The senior official of India’s largest natural gas pipeline operator was here to address a three-day Corcon 2015, an international conference on corrosion, that concluded recently.
Karnatak said once successful, the drone experiment would be implemented in other parts of the country.
He said satellite imagery of GAIL’s pipeline network would also be obtained for effective monitoring.
The company’s pipeline network is already monitored through closed-circuit cameras at a cost of around Rs 25 crore.
As for threat of terror attacks, Karnatak said the company’s Sahyogi scheme would also act as a safeguard against terror attacks, apart from detecting and preventing encroachment.
“We will soon roll out Sahyogi scheme across the country. Our pipes are laid along several villages. Under the Sahyogi scheme, villagers concerned are enlisted to inform us about encroachment along the pipelines,” Karnatak said.

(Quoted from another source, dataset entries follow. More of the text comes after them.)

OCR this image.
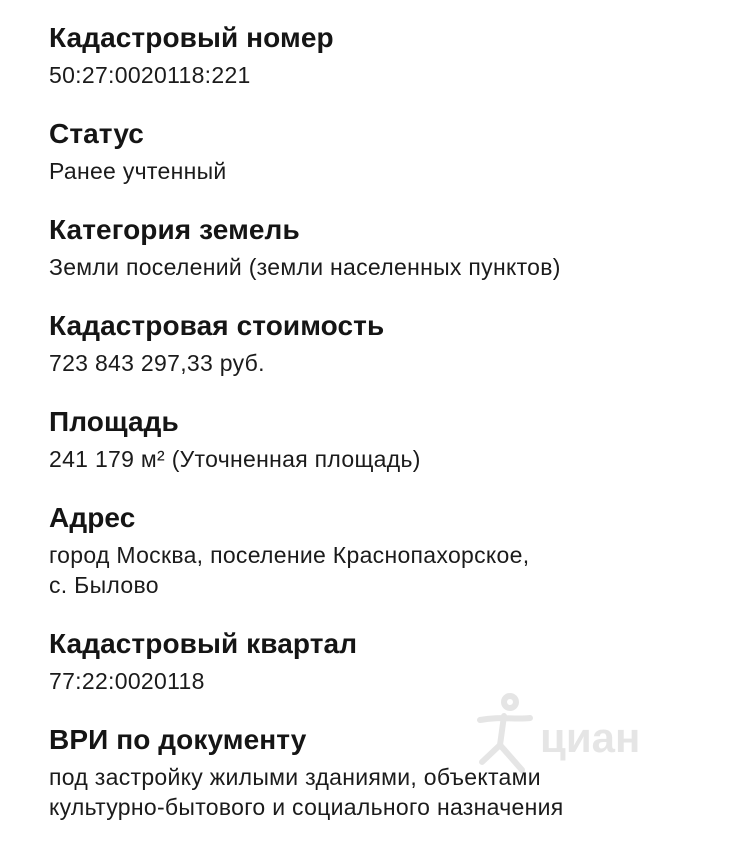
Кадастровый номер
50:27:0020118:221
Статус
Ранее учтенный
Категория земель
Земли поселений (земли населенных пунктов)
Кадастровая стоимость
723 843 297,33 руб.
Площадь
241 179 м² (Уточненная площадь)
Адрес
город Москва, поселение Краснопахорское,
с. Былово
Кадастровый квартал
77:22:0020118
ВРИ по документу
под застройку жилыми зданиями, объектами
культурно-бытового и социального назначения
циан
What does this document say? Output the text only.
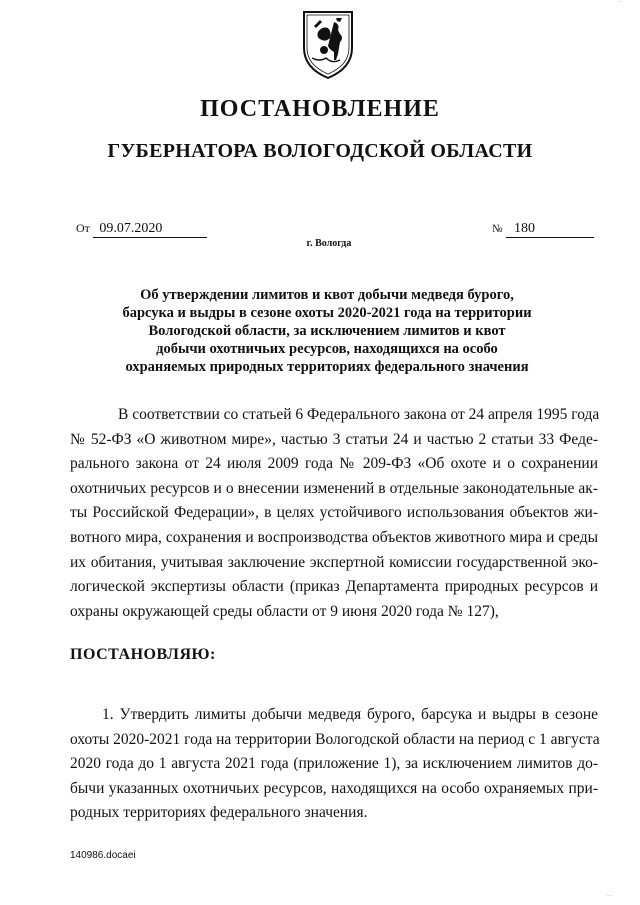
···
ПОСТАНОВЛЕНИЕ
ГУБЕРНАТОРА ВОЛОГОДСКОЙ ОБЛАСТИ
От 09.07.2020	№ 180
г. Вологда
Об утверждении лимитов и квот добычи медведя бурого,
барсука и выдры в сезоне охоты 2020-2021 года на территории
Вологодской области, за исключением лимитов и квот
добычи охотничьих ресурсов, находящихся на особо
охраняемых природных территориях федерального значения
В соответствии со статьей 6 Федерального закона от 24 апреля 1995 года
№ 52-ФЗ «О животном мире», частью 3 статьи 24 и частью 2 статьи 33 Феде-
рального закона от 24 июля 2009 года № 209-ФЗ «Об охоте и о сохранении
охотничьих ресурсов и о внесении изменений в отдельные законодательные ак-
ты Российской Федерации», в целях устойчивого использования объектов жи-
вотного мира, сохранения и воспроизводства объектов животного мира и среды
их обитания, учитывая заключение экспертной комиссии государственной эко-
логической экспертизы области (приказ Департамента природных ресурсов и
охраны окружающей среды области от 9 июня 2020 года № 127),
ПОСТАНОВЛЯЮ:
1. Утвердить лимиты добычи медведя бурого, барсука и выдры в сезоне
охоты 2020-2021 года на территории Вологодской области на период с 1 августа
2020 года до 1 августа 2021 года (приложение 1), за исключением лимитов до-
бычи указанных охотничьих ресурсов, находящихся на особо охраняемых при-
родных территориях федерального значения.
140986.docaei
···
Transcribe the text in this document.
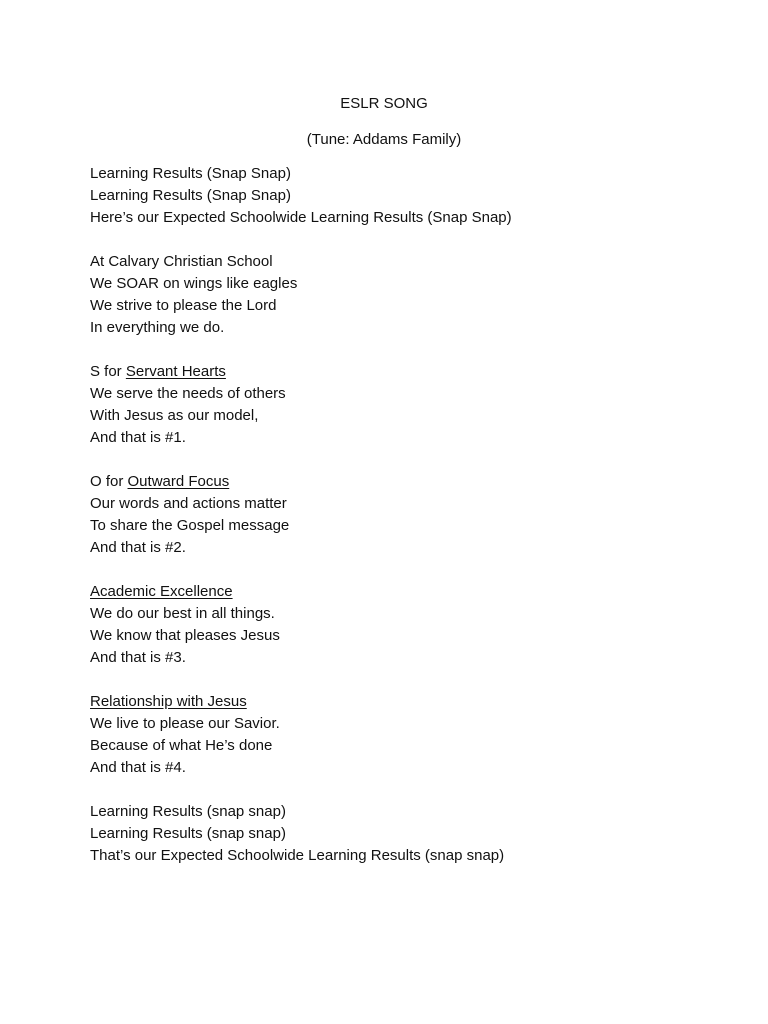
ESLR SONG

(Tune: Addams Family)

Learning Results (Snap Snap)
Learning Results (Snap Snap)
Here’s our Expected Schoolwide Learning Results (Snap Snap)
At Calvary Christian School
We SOAR on wings like eagles
We strive to please the Lord
In everything we do.
S for Servant Hearts
We serve the needs of others
With Jesus as our model,
And that is #1.
O for Outward Focus
Our words and actions matter
To share the Gospel message
And that is #2.
Academic Excellence
We do our best in all things.
We know that pleases Jesus
And that is #3.
Relationship with Jesus
We live to please our Savior.
Because of what He’s done
And that is #4.
Learning Results (snap snap)
Learning Results (snap snap)
That’s our Expected Schoolwide Learning Results (snap snap)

Currently, the scheme has been implemented in Andhra Pradesh.
“We remove the encroachment with police help. Petty shops or small eateries on our land are relocated after payment of a small compensation,” he said.
“In case encroachment cannot be removed in such manner, we safeguard ourselves through a legal process, making it clear that encroachers can’t claim compensation in case of any untoward incidents,” the GAIL official added.
There are around 500 encroachments on GAIL land at present, but 30 encroachments at different places have already been removed.
The company has built a large network of natural gas pipelines covering more than 10,900 km, apart from two liquefied petroleum gas pipelines with a total length of 2,040 km.
About laying the pipelines along the highways where security monitoring would be better compared with pipes criss-crossing through farmland, he said: “The company is not averse to laying pipelines along the highways.”
“Overseas, separate ducts are provided along the highways for gas pipelines. We have to see the safety aspects as well, while deciding on pipelines along the highways,” Karnatak said.
The Tamil Nadu government and state farmers had opposed the company’s plan to lay Kochi-Mangalore natural gas pipeline through farmland in seven districts of Tamil Nadu. The state government maintained that GAIL could lay pipeline along the national highways and not through farmland.
“Let the Tamil Nadu government decide the route where the pipelines are to be laid,” Karnatak said.
With GAIL pipelines having a lifespan of 25 years, the company has hired external experts for monitoring their internal and external corrosion.